The infantile demand by Rupert Murdoch that the internet play by his rules, and every site charge to read stories of drunken celebrities, is the last gasp in his futile attempt to sabotage the BBC. He realises that sooner or later, the penny will drop among the dimwits at broadcasting house, and they will start charging their overseas audience, just as they charge their British one. When they do that, and make some serious progresses in making their vault of superior content available online, the emperor's clothes of the Sky empire will be obvious.
Murdoch knows that his content is inferior, and that he does not produce any content, unlike the BBC. And that he no longer knows how to make money from newspaper or internet advertising, so mass-subscription is the only model he can think of. He imagines that people will pay to maintain MySpace accounts when there are a dozen other platforms which can do the job as well.

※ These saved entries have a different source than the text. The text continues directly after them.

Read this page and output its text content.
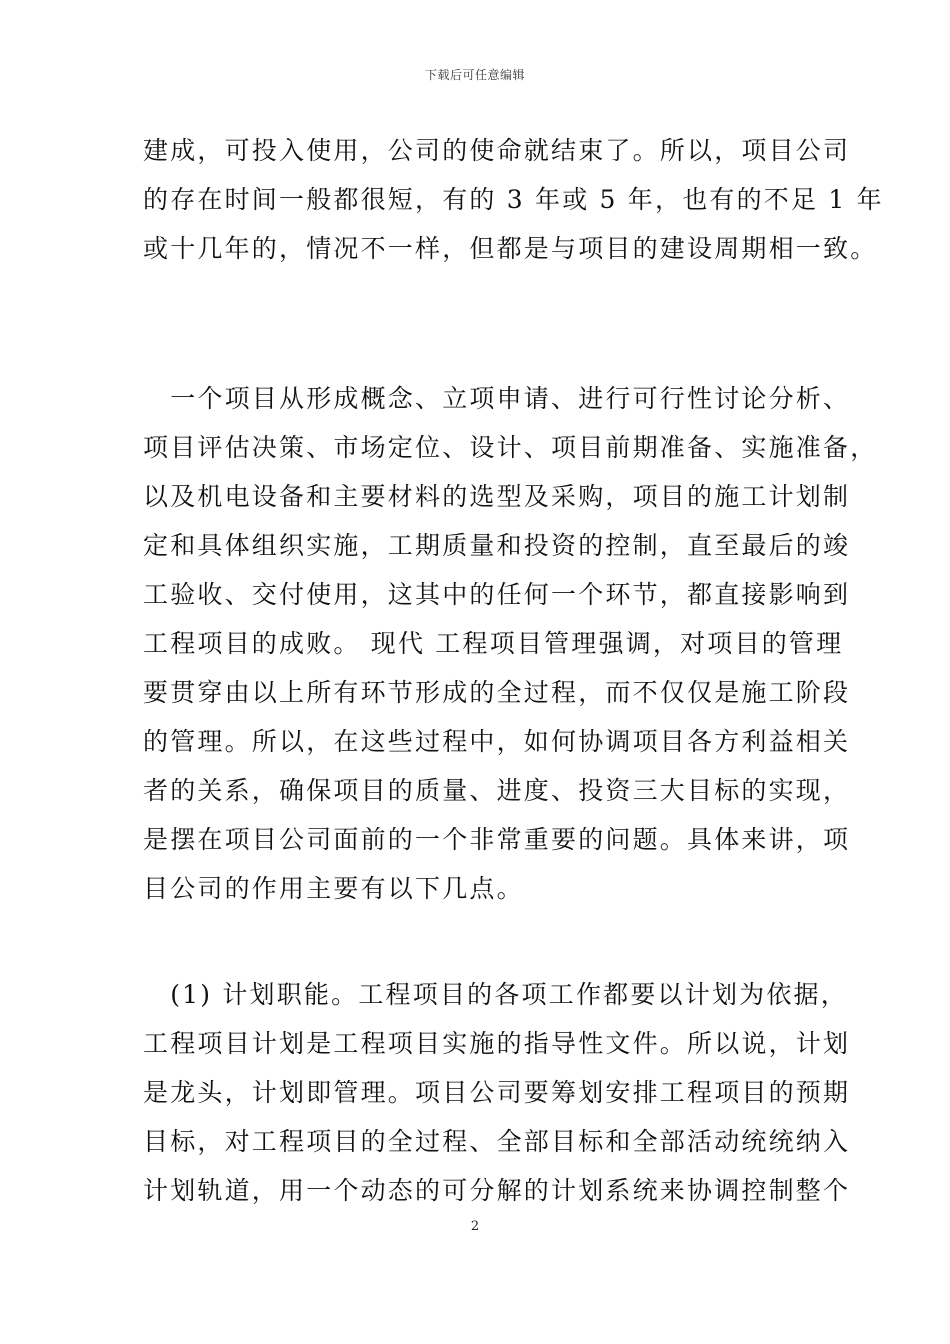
下载后可任意编辑
建成，可投入使用，公司的使命就结束了。所以，项目公司
的存在时间一般都很短，有的 3 年或 5 年，也有的不足 1 年
或十几年的，情况不一样，但都是与项目的建设周期相一致。
　一个项目从形成概念、立项申请、进行可行性讨论分析、
项目评估决策、市场定位、设计、项目前期准备、实施准备，
以及机电设备和主要材料的选型及采购，项目的施工计划制
定和具体组织实施，工期质量和投资的控制，直至最后的竣
工验收、交付使用，这其中的任何一个环节，都直接影响到
工程项目的成败。 现代 工程项目管理强调，对项目的管理
要贯穿由以上所有环节形成的全过程，而不仅仅是施工阶段
的管理。所以，在这些过程中，如何协调项目各方利益相关
者的关系，确保项目的质量、进度、投资三大目标的实现，
是摆在项目公司面前的一个非常重要的问题。具体来讲，项
目公司的作用主要有以下几点。
　(1) 计划职能。工程项目的各项工作都要以计划为依据，
工程项目计划是工程项目实施的指导性文件。所以说，计划
是龙头，计划即管理。项目公司要筹划安排工程项目的预期
目标，对工程项目的全过程、全部目标和全部活动统统纳入
计划轨道，用一个动态的可分解的计划系统来协调控制整个
2
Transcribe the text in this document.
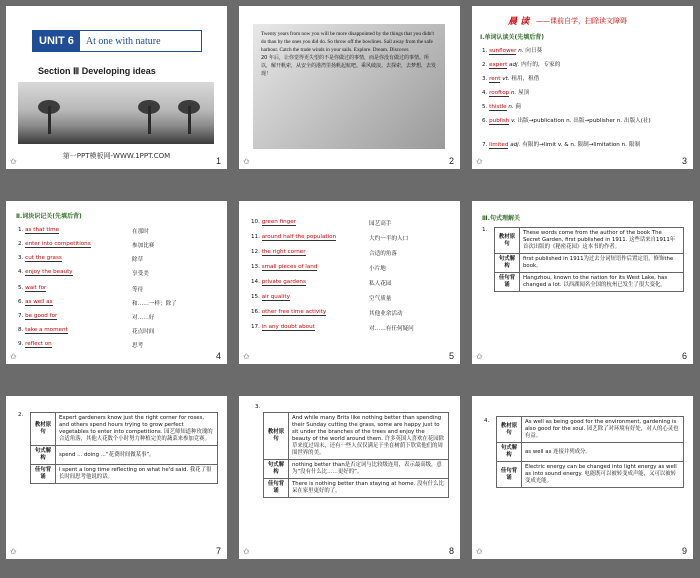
UNIT 6	At one with nature
Section Ⅲ Developing ideas
第一PPT模板网-WWW.1PPT.COM
✩	1
Twenty years from now you will be more disappointed by the things that you didn't do than by the ones you did do. So throw off the bowlines. Sail away from the safe harbour. Catch the trade winds in your sails. Explore. Dream. Discover.
20 年后，让你觉得更失望的不是你做过的事情，而是你没有做过的事情。所以，解开帆索，从安全的港湾里扬帆起航吧。乘风破浪。去探索，去梦想，去发现！
✩	2
晨 读 ——课前自学，扫除读文障碍
Ⅰ.单词认读关(先填后背)
1. sunflower n. 向日葵
2. expert adj. 内行的，专家的
3. rent vt. 租用，租借
4. rooftop n. 屋顶
5. thistle n. 蓟
6. publish v. 出版→publication n. 出版→publisher n. 出版人(社)
7. limited adj. 有限的→limit v. & n. 限制→limitation n. 限制
✩	3
Ⅱ.词块识记关(先填后背)
1. as that time	在那时
2. enter into competitions	参加比赛
3. cut the grass	除草
4. enjoy the beauty	享受美
5. wait for	等待
6. as well as	和……一样；除了
7. be good for	对……好
8. take a moment	花点时间
9. reflect on	思考
✩	4
10. green finger	园艺高手
11. around half the population	大约一半的人口
12. the right corner	合适的角落
13. small pieces of land	小片地
14. private gardens	私人花园
15. air quality	空气质量
16. other free time activity	其他业余活动
17. in any doubt about	对……有任何疑问
✩	5
Ⅲ.句式理解关
1.
教材原句	These words come from the author of the book The Secret Garden, first published in 1911. 这些话来自1911年首次出版的《秘密花园》这本书的作者。
句式解构	first published in 1911为过去分词短语作后置定语，修饰the book。
佳句背诵	Hangzhou, known to the nation for its West Lake, has changed a lot. 以西湖闻名全国的杭州已发生了很大变化。
✩	6
2.
教材原句	Expert gardeners know just the right corner for roses, and others spend hours trying to grow perfect vegetables to enter into competitions. 园艺师知道种玫瑰的合适角落，其他人花数个小时努力种植完美的蔬菜来参加竞赛。
句式解构	spend ... doing ...“花费时间做某事”。
佳句背诵	I spent a long time reflecting on what he'd said. 我花了很长时间思考他说的话。
✩	7
3.
教材原句	And while many Brits like nothing better than spending their Sunday cutting the grass, some are happy just to sit under the branches of the trees and enjoy the beauty of the world around them. 许多英国人喜欢在花园除草来度过周末，还有一些人仅仅满足于坐在树荫下欣赏他们的周围世界的美。
句式解构	nothing better than是否定词与比较级连用，表示最高级，意为“没有什么比……更好的”。
佳句背诵	There is nothing better than staying at home. 没有什么比呆在家里更好的了。
✩	8
4.
教材原句	As well as being good for the environment, gardening is also good for the soul. 园艺除了对环境有好处，对人的心灵也有益。
句式解构	as well as 连接并列成分。
佳句背诵	Electric energy can be changed into light energy as well as into sound energy. 电能既可以被转变成声能，又可以被转变成光能。
✩	9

He imagines that people will actually pay to read the Sun online... Anyone as deluded as that is clearly agitated about something, and what Murdoch has to be agitated about is the prospect of the BBC beating him at his own game. Namely, by charging a tiny global fee for downloads of all the content it controls. British licence payers would naturally be exempt from this charge, and the revenue would be used to offset and defend the licence fee - which is the cultural bastion Murdoch hates most. It stands between him and total domination by guaranteeing the unprofitable.
Unfortunately, his paranoia is based on a belief that the BBC understands its own power. Sadly, this is still not true. The BBC is still a cowering, weak-kneed cringeing animal, desperate not to offend the Daily Mail, or seem to be treading on the profiteers' toes.